Food

Online Wine Buying Booms in 2021

Your favorite restaurants and bars may be closed due to Covid-19, but online wine buying is booming—and already was before the Covid-19 coronavirus outbreak.

A January report from Rabobank, a global food and agribusiness bank, estimated that U.S. online sales reached $2.6 billion in 2019, growing 22% year on year. At the recent annual Impact Marketing Seminar, Rich Bergsund, CEO of giant online retailer Wine.com Inc., said the site pulled in $150 million in revenue in 2019. Wine.com is No. 259 in the 2019 Digital Commerce 360 Top 1000.

No matter what happens, wine consumers won’t abstain,” wrote Rob McMillan, senior vice president of Silicon Valley Bank’s Wine Division, in a recent blog post. He predicts even higher wine sales are coming.

Gary Fisch, the CEO and owner of Gary’s Wine & Marketplace in New Jersey, can attest to that. In an email, he reported that sales during the week ending March 15 went up 62%. He also saw a 300% increase in local delivery and pickup orders.

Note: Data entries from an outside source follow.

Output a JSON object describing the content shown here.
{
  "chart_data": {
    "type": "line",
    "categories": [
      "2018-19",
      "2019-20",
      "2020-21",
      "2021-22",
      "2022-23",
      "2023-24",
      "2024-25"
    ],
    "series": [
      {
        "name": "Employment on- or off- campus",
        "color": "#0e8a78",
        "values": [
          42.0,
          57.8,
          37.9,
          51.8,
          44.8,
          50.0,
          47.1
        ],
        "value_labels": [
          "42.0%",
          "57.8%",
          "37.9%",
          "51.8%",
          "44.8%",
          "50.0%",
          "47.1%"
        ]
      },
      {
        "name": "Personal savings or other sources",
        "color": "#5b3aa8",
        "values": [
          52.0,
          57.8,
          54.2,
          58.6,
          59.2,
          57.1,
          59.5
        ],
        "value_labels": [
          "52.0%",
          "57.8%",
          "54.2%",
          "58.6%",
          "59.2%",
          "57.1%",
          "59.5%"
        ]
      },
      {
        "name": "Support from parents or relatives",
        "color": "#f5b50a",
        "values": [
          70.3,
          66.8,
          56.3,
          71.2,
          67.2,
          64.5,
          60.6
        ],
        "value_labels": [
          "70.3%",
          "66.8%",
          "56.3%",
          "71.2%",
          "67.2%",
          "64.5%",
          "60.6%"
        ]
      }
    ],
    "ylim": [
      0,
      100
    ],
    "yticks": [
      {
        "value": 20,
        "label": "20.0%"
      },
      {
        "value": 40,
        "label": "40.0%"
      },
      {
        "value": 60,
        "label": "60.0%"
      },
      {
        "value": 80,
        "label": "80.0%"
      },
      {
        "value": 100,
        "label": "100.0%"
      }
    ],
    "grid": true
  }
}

During social distancing, popping a cork while viewing the free operas the Metropolitan Opera is streaming or gathering for a glass with friends over video chat virtual happy hour helps people in the industry keep going, whether it’s a small producer in Sonoma, Calif., France, or Italy; a retailer; or a slew of workers at a huge company such as LVMH (No. 20).

Direct shipments from wineries, virtual tastings

Winery shipments to consumers now account for nearly 11% of the value of all wine retail sales, according to the latest Sovos report, a collaboration between Sovos Ship Compliant and Wines Vines Analytics. Many are wines for members of wineries’ clubs, which are easy to join.

Since the closing of California’s tasting rooms, more of them are becoming extra creative.